Il est surtout question pour l’instant d’acquérir des « compétences » opératoires sur une débauche d’outils dont l’utilité m’échappe parfois (et dont la vision m’horripile de plus en plus). Bien sûr, il est nécessaire de prendre en main certaines technologies pour s’immerger (sans se noyer définitivement, si possible) dans les méandres de la  question.

Mais j’ai un peu l’impression d’être dans un centre aéré bizarre, où l’on se livre à des activités de bricolage sur un rythme frénétique, mais où peu de temps serait consacré à la réflexion, à la construction de connaissances.

e-pédagol

A force de novlangue sur les apprenants autonomes participatifs et connectés, je suis saturée des discours sur la pédagogie numérique (ou pas). Et il y en a beaucoup au MOOC (j’aurais dû m’y attendre.) On nous a même proposé de lire un terrible article de Meirieu ! (non je ne donne pas le lien, ça m’a trop déprimée).

Il y a certes une discussion sur le parti pris pédagogique de la part des organisateurs, qui misent sur  l’autonomie connectée des inscrits pour construire le cours, si je puis m’exprimer ainsi. On verrait donc émerger au fur et à mesure des « productions » creusant et structurant la réflexion « Internet tout y est pour apprendre ». Elles pourraient devenir des « biens communs du savoir »…

 Pourquoi pas, mais j’ai des doutes…

e-brutalité

En effet, certains participants et apprentis ( ?) « curateurs » nous renvoient vers des expérimentations  sur l’apprentissage hypnopédique qui me font froid dans le dos, ou nous conseillent de tester des outils qui vont nous montrer qu’on réfléchit trop sans que ça  semble émouvoir personne. D’autres  « producteurs » qualifient les questionnements sur la présence numérique  « d’obscurantisme »,  ou  les inscrits de « névrosés du développement personnel »

e-étrangeté

Je suis étonnée par ailleurs, que les inscrits soient renvoyés vers l’extérieur pour trouver des ressources sur le funboard ou la cuisine chinoise. J’avais pensé que depuis l’intérieur du MOOC, nous aurions été orientés davantage vers quelques textes de référence, ayant une approche un peu critique sur  l’enseignement avec le numérique/ Internet, son histoire, ses enjeux, limites et perspectives, les aspects philosophiques, techniques, scientifiques, économiques, juridiques, psychologiques, que sais-je…

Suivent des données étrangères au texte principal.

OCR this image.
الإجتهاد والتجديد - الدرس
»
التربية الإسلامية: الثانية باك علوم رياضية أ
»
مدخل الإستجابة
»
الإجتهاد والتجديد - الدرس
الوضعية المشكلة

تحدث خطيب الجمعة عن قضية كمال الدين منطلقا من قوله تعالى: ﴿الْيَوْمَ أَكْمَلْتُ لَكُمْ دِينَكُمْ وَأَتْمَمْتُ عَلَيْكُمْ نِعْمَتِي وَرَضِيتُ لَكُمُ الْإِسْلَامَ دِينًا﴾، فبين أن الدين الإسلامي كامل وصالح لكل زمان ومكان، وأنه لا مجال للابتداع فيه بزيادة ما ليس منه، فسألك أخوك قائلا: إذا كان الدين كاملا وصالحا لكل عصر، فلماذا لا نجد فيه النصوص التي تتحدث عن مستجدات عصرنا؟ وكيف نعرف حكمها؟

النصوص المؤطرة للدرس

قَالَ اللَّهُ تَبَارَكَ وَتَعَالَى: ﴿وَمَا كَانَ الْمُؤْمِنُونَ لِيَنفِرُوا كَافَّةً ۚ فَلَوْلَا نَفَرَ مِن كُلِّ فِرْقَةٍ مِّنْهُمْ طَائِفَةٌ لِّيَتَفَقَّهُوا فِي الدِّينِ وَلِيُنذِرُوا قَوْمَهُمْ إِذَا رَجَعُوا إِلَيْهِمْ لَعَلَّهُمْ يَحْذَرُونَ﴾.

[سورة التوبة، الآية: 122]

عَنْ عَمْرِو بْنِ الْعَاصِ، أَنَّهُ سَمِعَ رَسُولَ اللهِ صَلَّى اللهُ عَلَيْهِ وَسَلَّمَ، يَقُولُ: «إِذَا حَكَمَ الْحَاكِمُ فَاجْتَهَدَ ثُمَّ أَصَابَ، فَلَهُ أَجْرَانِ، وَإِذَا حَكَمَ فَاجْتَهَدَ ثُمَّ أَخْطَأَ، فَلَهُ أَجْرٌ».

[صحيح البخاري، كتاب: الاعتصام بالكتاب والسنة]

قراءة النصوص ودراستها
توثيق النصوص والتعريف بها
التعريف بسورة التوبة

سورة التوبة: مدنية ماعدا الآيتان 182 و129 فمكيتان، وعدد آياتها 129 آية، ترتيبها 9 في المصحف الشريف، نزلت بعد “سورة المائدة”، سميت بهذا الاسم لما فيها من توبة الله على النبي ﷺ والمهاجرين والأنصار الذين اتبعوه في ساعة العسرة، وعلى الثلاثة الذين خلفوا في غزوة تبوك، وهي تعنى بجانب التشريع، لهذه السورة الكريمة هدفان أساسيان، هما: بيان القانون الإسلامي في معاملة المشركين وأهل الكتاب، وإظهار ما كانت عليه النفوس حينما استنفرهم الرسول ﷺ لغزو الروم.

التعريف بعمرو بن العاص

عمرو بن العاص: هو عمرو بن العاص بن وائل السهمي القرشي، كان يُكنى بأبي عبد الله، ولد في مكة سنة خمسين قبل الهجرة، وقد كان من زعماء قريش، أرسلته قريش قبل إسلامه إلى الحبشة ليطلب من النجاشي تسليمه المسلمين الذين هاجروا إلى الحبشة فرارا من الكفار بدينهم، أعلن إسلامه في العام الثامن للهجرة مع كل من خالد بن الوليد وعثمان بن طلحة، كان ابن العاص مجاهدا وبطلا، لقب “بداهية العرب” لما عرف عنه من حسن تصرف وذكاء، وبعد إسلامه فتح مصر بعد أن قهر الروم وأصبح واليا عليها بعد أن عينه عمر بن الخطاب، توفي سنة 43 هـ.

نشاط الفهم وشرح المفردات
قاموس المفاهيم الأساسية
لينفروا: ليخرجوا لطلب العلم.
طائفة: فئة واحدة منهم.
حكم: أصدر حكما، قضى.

On a bien des pistes de réflexion sur les MOOC : ils se développent et posent la question de leur financement, de leur absence de délivrance de diplôme, des options pédagogiques différentes, du taux d’abandon spectaculaire. Mais cela me semble émietté et dissous dans le bruit de l’ « abondance » (1 forum + des centaines de twitts + de dizaines de blogs + les scoop.it et autres).

e-frontalisme magistral (c’est le mal absolu)

Il paraît que des inscrits réclament des cours. Peut-être bientôt réclameront-ils bientôt des cours magistraux, à l’instar des étudiants canadiens.  Certains (peut-être les mêmes) se plaignent du « bordel » du MOOC. S’ils veulent un cadre et du contenu valide, je les comprends. Tout construire et trouver soi-même, (même sur le mode collaboratif) oblige en quelque sorte  à réinventer en permanence le fil à couper le beurre. C’est épuisant , très (trop) impliquant et chronophage (avec ou sans outil d’optimisation des plannings).

A l’inverse, d’autres réclament plus de bordel collaboratif et tout le pouvoir aux apprenants.

Du coup, j’ai des doutes…

e-bienveillance et Community management

Je ne mets pas en cause la bonne volonté des organisateurs, qui sont très attentifs aux demandes, (pourtant parfois divergentes des participants) et salue la bienveillance de ceux qui aident les débutants sur les questions techniques.

Alors, oui depuis le début, j’ai appris des choses : un peu sur les MOOC, un peu sur la création et l’utilisation du blog (mais très peu sur les enjeux de la publication sur un tel outil), j’ai découvert que j’avais déjà un « environnement d’apprentissage personnel » mais que je n’en connaissais pas le nom et ai commencé à apprendre à l’optimiser, …

 Mais, j’ai des doutes quant au fait que le MOOC ItyPA puisse réellement m’aider à structurer tout cela et à le mettre en perspective.

Soit je me suis trompée, soit je suis trop pressée, soit finalement je ne suis pas trop d’accord pour être cobaye d’une expérience pédagogique, fût-elle connectiviste, soit enfin, je dois mieux trier l’information que je reçois pour filtrer  et me concentrer sur celle qui m’intéresse.